I learned something about myself recently. Something I was not even slightly aware of. Something that seemed to defy centuries of evidence. I learned this thing about myself by looking through magazine ads and watching commercials on T.V., so it must be true. Apparently being a white, male, husband and father qualifies me to be part of a “special” class of people; a class of completely incompetent, moronic, single brain celled, white men who are the moral, intellectual and physical inferiors of their wives, completely out of touch and an embarrassment to their kids and who have to be frequently reminded to breath so that they don’t accidentally kill themselves. I mean, it really is amazing that I am even able to type on this keyboard right now. That kind of intellectual exercise would normally be far beyond the capability of someone in my class. I’ll have to eat some fried chicken on the couch without a shirt on and take a nap while I let my nine month old daughter play with small pebbles after I am done typing this to recharge my brain cell.

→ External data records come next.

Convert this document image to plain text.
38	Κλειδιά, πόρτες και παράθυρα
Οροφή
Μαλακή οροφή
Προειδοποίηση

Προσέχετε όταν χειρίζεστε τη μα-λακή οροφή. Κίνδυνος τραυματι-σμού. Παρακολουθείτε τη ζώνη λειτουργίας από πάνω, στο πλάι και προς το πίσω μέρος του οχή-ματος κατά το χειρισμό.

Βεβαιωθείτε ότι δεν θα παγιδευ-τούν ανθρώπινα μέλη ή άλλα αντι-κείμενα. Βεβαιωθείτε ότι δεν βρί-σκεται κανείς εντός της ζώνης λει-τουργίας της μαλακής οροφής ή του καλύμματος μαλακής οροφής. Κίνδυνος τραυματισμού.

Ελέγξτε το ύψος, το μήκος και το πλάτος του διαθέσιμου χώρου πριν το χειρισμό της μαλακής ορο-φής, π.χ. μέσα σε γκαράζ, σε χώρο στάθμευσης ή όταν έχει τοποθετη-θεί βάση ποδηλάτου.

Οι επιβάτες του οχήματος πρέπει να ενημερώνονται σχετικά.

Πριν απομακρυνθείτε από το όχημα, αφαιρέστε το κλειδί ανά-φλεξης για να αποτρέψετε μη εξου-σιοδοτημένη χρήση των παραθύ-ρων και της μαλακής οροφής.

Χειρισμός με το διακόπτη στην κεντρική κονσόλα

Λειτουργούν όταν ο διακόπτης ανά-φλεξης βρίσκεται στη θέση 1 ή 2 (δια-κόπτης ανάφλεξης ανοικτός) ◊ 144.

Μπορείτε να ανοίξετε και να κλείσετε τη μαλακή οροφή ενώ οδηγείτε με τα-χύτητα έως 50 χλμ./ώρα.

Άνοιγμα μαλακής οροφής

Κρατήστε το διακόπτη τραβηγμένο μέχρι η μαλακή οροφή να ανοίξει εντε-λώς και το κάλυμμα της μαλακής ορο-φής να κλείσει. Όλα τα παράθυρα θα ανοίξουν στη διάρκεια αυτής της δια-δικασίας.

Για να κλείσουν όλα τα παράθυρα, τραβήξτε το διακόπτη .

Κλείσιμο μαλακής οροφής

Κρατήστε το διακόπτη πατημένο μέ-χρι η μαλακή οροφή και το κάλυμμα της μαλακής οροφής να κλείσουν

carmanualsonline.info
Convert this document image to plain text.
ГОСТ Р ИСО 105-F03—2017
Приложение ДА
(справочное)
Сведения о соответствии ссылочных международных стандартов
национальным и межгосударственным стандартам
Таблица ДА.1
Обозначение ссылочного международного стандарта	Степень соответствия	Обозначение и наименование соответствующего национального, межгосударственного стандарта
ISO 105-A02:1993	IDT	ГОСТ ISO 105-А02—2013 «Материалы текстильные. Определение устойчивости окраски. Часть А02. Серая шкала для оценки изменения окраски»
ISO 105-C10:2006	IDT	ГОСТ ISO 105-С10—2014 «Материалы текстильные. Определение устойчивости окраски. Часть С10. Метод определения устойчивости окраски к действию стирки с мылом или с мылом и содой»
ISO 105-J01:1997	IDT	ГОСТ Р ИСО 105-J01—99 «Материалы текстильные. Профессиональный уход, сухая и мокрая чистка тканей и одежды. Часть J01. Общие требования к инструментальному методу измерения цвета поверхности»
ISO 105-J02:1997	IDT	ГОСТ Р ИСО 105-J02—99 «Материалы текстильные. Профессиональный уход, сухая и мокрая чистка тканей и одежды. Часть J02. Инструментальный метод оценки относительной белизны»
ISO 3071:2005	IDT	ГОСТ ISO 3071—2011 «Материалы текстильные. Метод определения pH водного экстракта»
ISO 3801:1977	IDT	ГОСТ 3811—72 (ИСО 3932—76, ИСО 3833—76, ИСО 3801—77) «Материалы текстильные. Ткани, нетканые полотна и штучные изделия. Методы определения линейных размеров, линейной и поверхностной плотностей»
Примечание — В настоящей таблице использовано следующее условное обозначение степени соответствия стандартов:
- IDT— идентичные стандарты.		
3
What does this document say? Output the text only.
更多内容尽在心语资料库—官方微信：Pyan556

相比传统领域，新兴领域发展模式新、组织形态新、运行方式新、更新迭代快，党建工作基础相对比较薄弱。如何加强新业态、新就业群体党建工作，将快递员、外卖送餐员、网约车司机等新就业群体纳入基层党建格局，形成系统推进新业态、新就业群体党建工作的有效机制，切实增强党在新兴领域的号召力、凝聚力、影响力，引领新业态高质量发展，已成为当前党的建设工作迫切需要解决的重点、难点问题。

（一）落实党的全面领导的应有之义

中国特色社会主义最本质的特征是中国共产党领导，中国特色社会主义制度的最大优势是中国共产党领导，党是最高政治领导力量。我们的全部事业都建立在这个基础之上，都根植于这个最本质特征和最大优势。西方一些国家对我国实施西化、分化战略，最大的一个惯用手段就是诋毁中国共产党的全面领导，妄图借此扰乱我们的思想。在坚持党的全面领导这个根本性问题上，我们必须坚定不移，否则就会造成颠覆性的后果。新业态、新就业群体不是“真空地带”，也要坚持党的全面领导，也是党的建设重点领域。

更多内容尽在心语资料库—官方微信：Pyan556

Now, I am not a social commentator and I am honestly not just a little out of tune with pop culture and current social norms; so, for me to notice something like this means it has probabl gotten out of hand. I am not the only one by the way. Did you know that there is a campaign devoted to banning commercials that make men look like idiots? Here is what Brian Regan has to say about it.
Thanks Brian for bringing some humor in on this deeply disturbing sociological phenomenon. What is it about smearing white males in advertisements that helps sell a product? Honestly Brain Regan is not far off. His bit was funny but it also describes a commercial that I could see on the tele (if I had one that is).
I can see it now; the setting is a McMansion in the suburbs; the nine-year-old son is sitting quietly in the living room by the fire doing his astrophysics homework; the preteen daughter is chatting on the ipad to her preteen friends about how hot Beber is; the mom flies in wearing her superhero outfit just coming home from an intense 3 hour work-out. Then enters the white male. He is an overweight, blue-collar worker with a five-o’clock shadow. He wears his underwear on his head, his tie is tucked into his pants and poking out of his open zipper and he has toilet paper stuck to his shoe. He trips as he comes in the door falling on his face. His family all just laugh and shake their heads as he struggles to get up; after all he’s an incompetent, stupid white male, what should we expect? He exerts all of his effort to get to his feet but then the size of his gut snaps the belt on his pants and they fall to his ankles tripping him again causing him to slam into the kitchen table that mom had just set with the dinner feast she had been preparing. She sighs and pulls a Digiorno pizza out of the freezer saying “It is times like this that I am glad Digiorno can make up for my idiot, white male of a husband.” Then she heats it up with her superwoman laser eyes and they all sit down to eat making sure dad’s bib is fastened tight so that he can’t get it off this time.